Supreme Court declines to hear gun cases

And it has only slowly been incorporated to include the states. AFAIK, the 2nd amendment hasn’t been fully incorporated as most of the others have, but one of our legal experts can weigh in on the specific issue of there being an individual right to bear arms. Maybe one of the recent cases has done that.

The single issue gun owners were told that Trump and Trumps SCOTUS would be their bestest buddy and friend, but increasingly it seems not.

The 2nd was fully incorporated against the states in McDonald. That other lower courts have ignored this, and that SCOTUS has not addressed those lower courts doesn’t change the fact that from a legal perspective the 2nd is fully incorporated.

Why do you think it seems not? Gorsuch was confirmed and given he didn’t change the ideological balance, I wouldn’t expect the court to take up cases that it otherwise would not have. I think it’s fair to say that Gorsuch is probably more sympathetic to gun rights than anyone Clinton would have nominated. Here is a summary of all the nominations and appointments for Article III and IV judges.

It takes time for the impact of these appointments to percolate through the system. The jury is still out, but I’d prefer these picks than those of Clinton or any other hypothetical Democrat.

Since this got moved to Great Debates, could you expand why you prefer these picks other than gun control issues? Are there other issues that you feel are better addressed by conservative judges than the judges that Clinton would have picked?

I know a lot of single-issue gun owners that thought Trump would be a much better friend than Clinton. They’re still all quite convinced of that. So am I.

I don’t think any of us thought that a not-particularly-conservative New Yorker was ever going to be our “bestest buddy and friend”, as opposed to someone like Wayne LaPierre or Ted Cruz, but Trump is a significant improvement over Clinton.
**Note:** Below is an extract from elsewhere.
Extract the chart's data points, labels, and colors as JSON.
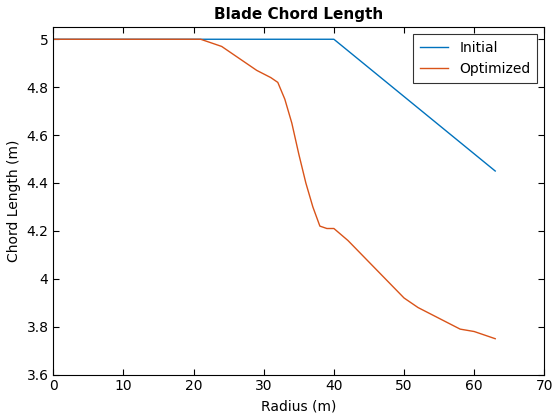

If you really believe that omnipotence is EVER a good idea.
As Thomas Jefferson wrote in the Kentucky Resolutions, “the government created by this compact was not made the exclusive or final judge of the extent of the powers delegated to itself; since that would have made its discretion, and not the Constitution, the measure of its powers; but that, as in all other cases of compact among powers having no common judge, each party has an equal right to judge for itself, as well of infractions as of the mode and measure of redress.”

And of course, the “parties” in question were not the state governments, but the Peoples of the individual states.
Once you resign final authority to such an oligarchy as the Supreme Court, then law and reason cease to exist; they are as arbitrary and final as the laws of physics.

But the wisdom of Jefferson seems to have departed with him. Even James Madison lost his reason before his death.

Ah, yes. And so easy to look up, I’m embarrassed that I didn’t do so. :smack:

Why have courts or a Constitution at all, then, if each party to a controversy can make judgments for itself?

Assuming the whole SCOTUS is simply partisan politics by another means …

In a 4- or 8-year Republican/Trump presidency there’s the opportunity to replace all or almost all of the D appointments. Especially if the replacements are chosen for youth and vigor as well as ideological reliability they can control the Court for 40 years.

There will always be a slow steady flow of suits alleging legislative overreach on one gun control issue or another. These particular cases aren’t the last of their kind.

I’m reminded of a joke:

Trump himself lacks the attention span to play a turn in tic-tac-toe. But the folks really in charge can play the long game in chess just fine.

The key thing about all successful slippery slope revolutions is to ensure the target gets past the point of no return before they notice.